Şiiler imamları (peygamberin (s.a.a.) yerine geçenleri) masum bilirler. Bu nedenle onların sözleri de peygamberin sözleri gibi zati itibariyle hüccet ve peygamberin sözüne istinat etmesine gerek yoktur.
Bizim masum imamlarımızdan bize ulaşan rivayetler iki kısma ayrılıyor. Bir kısım rivayetler müstenit şeklinde beyan edilmiş; yani senetlerindeki raviler silsilesi zikredilmiştir. Şöyle ki her imam kendi babasından naklederek senedi peygambere varıncaya kadar devam ediyor. Buna binaen bu rivayetler senet itibariyle güvenirlik bakımından en üst mertebede yer almaktadır.
Bir diğer kısım rivayetler ise senetsiz beyan edilmiştir. Bunlar da iki kısımdır: Ya senedi zikredilmeksizin vasıtayla peygamberden nakledilmiştir. Bu nedenle bu tür hadisler her ne kadar senetleri zikredilmemiş ve hadis ilmi literatüründe “mürsel” sayılmakta ise de masum kimseler güvenilir oldukları için biliyoruz ki eğer peygamber tarafından söylenmemiş olsaydı onlar Allahın hükmü olarak onu beyan etmezler ve peygambere nispetlendirmezlerdi. Örnek olarak şu hadise dikkat ediniz: Ali b. Muhammed Sehl b. Ziyad’dan, o da Nevfeli’den, o da es-Sukuni’den, o da Ebu Abdullah’tan naklediyor ki Ebu Abdullah diyor ki Allah’ın resulü şöyle buyurdu. Şia kaynaklarında binlerce ve “kutubi arba’ada” (dört kaynak kitapta; “kafi”, “men la yadurul- fekih”, “tehzib” ve istibsar) yüzlerce hadis bu unvanla nakledilmiştir. Veya bunlar “camia, mushafi fatima, cüfr” gibi (has) kitaplarda nakledilmiştir.
Her halükarda bu türden olan hadiler müstenet ve bütün Müslümanlar için hüccettir. Buna binaen zikredilen konulara dikkatle masum imamlardan nakledilen hadisler müstenet ve gerekli itimada sahip ve hiçbir tereddüde açık değildirler.
Bu mesele dinin içsel konulardan bir konu olduğu için sadece Şia kanalınca cevap vereceğiz.

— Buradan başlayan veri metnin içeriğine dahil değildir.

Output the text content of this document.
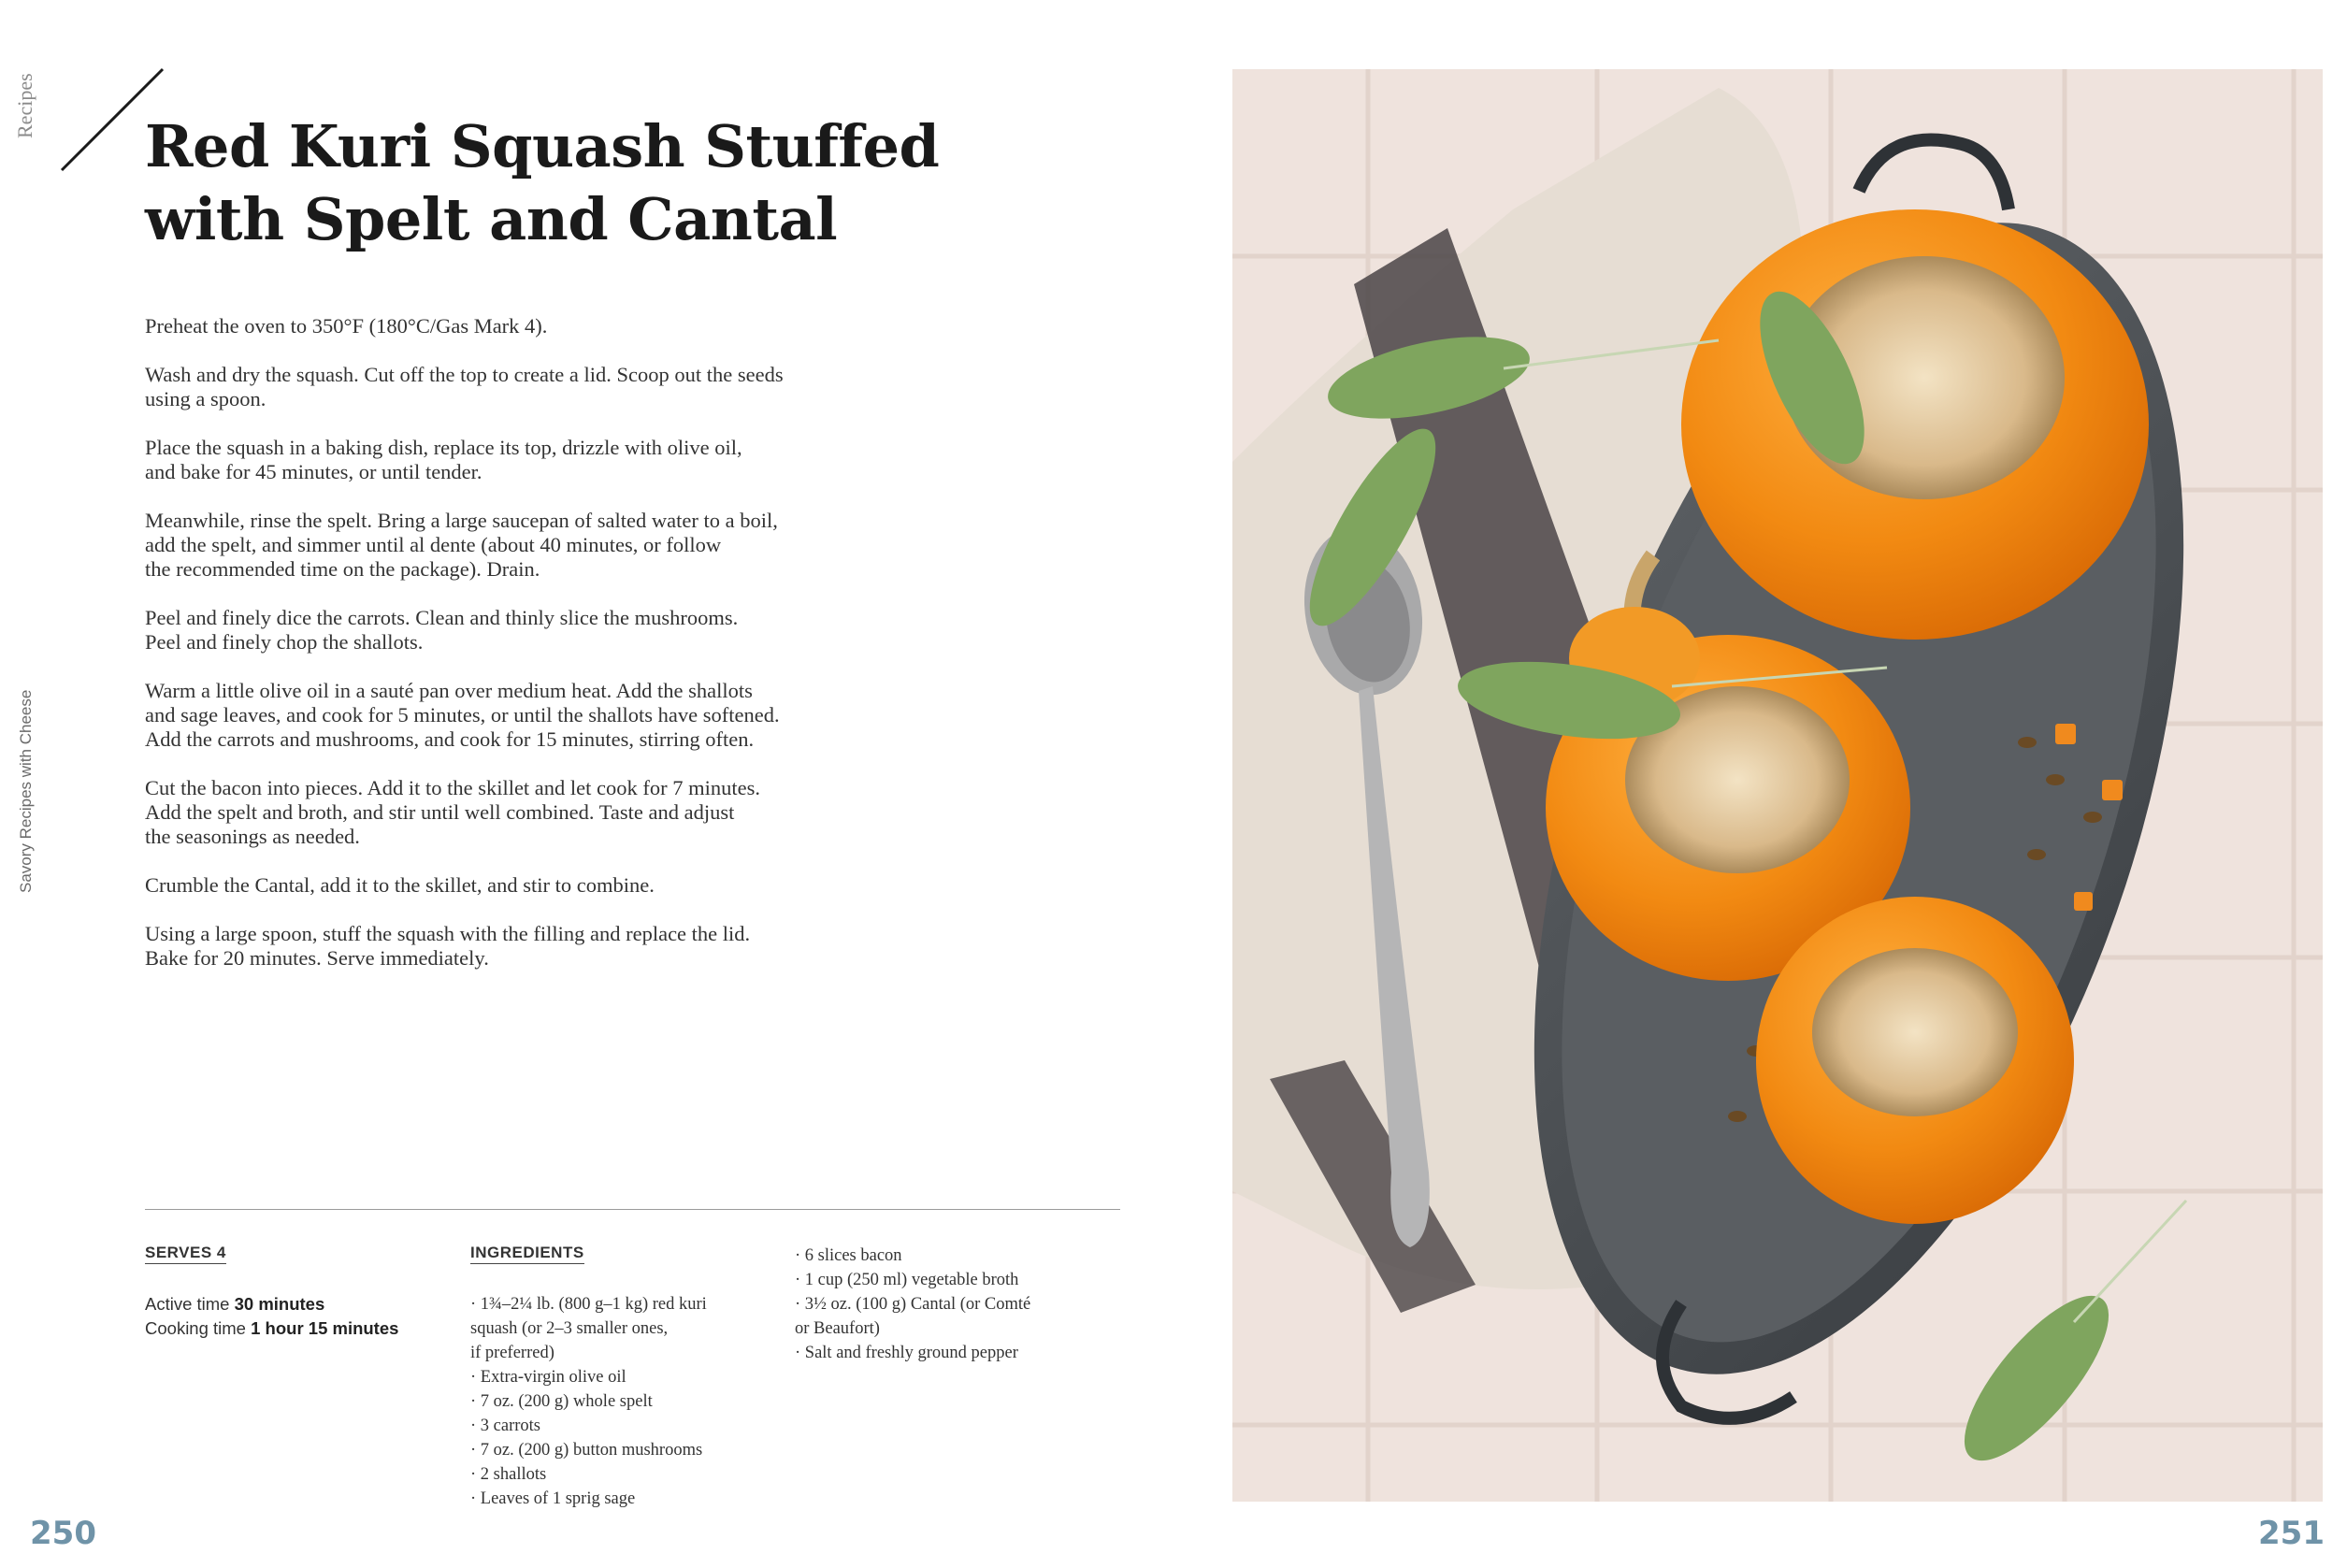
Recipes
Savory Recipes with Cheese
Red Kuri Squash Stuffed
with Spelt and Cantal
Preheat the oven to 350°F (180°C/Gas Mark 4).
Wash and dry the squash. Cut off the top to create a lid. Scoop out the seeds
using a spoon.
Place the squash in a baking dish, replace its top, drizzle with olive oil,
and bake for 45 minutes, or until tender.
Meanwhile, rinse the spelt. Bring a large saucepan of salted water to a boil,
add the spelt, and simmer until al dente (about 40 minutes, or follow
the recommended time on the package). Drain.
Peel and finely dice the carrots. Clean and thinly slice the mushrooms.
Peel and finely chop the shallots.
Warm a little olive oil in a sauté pan over medium heat. Add the shallots
and sage leaves, and cook for 5 minutes, or until the shallots have softened.
Add the carrots and mushrooms, and cook for 15 minutes, stirring often.
Cut the bacon into pieces. Add it to the skillet and let cook for 7 minutes.
Add the spelt and broth, and stir until well combined. Taste and adjust
the seasonings as needed.
Crumble the Cantal, add it to the skillet, and stir to combine.
Using a large spoon, stuff the squash with the filling and replace the lid.
Bake for 20 minutes. Serve immediately.
SERVES 4
Active time 30 minutes
Cooking time 1 hour 15 minutes
INGREDIENTS
· 1¾–2¼ lb. (800 g–1 kg) red kuri
squash (or 2–3 smaller ones,
if preferred)
· Extra-virgin olive oil
· 7 oz. (200 g) whole spelt
· 3 carrots
· 7 oz. (200 g) button mushrooms
· 2 shallots
· Leaves of 1 sprig sage
· 6 slices bacon
· 1 cup (250 ml) vegetable broth
· 3½ oz. (100 g) Cantal (or Comté
or Beaufort)
· Salt and freshly ground pepper
250	251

Şia inançlarında imamlar masumdur ve Allah tarafından peygamber vasıtasıyla peygamber’in yerine geçen kimseler (halifesi) olarak halka tanıtılmışdır. Bu esas’ca imamlar Allahın yaratıklarına karşın Allahın hücceti ve sözleri de peygamberin sözleri gibi zati itibarıyla hüccettir. Dolayısıyla onlar kendi sözlerini başka kimsenin sözüne dayatmaları gerekmiyor. Başka bir beyanla Şialar şu inanca sahiptirler: Peygamber (s.a. a.) bir söz söylediği zaman müstenet yapmasına gerek yok ve kimse ondan senet istemiyor ve sözünün hüccet olduğunda hiçbir tereddüt olmadığı gibi masumların söylemiş oldukları sözlerde de senede ihtiyaç duyulmamaktadır.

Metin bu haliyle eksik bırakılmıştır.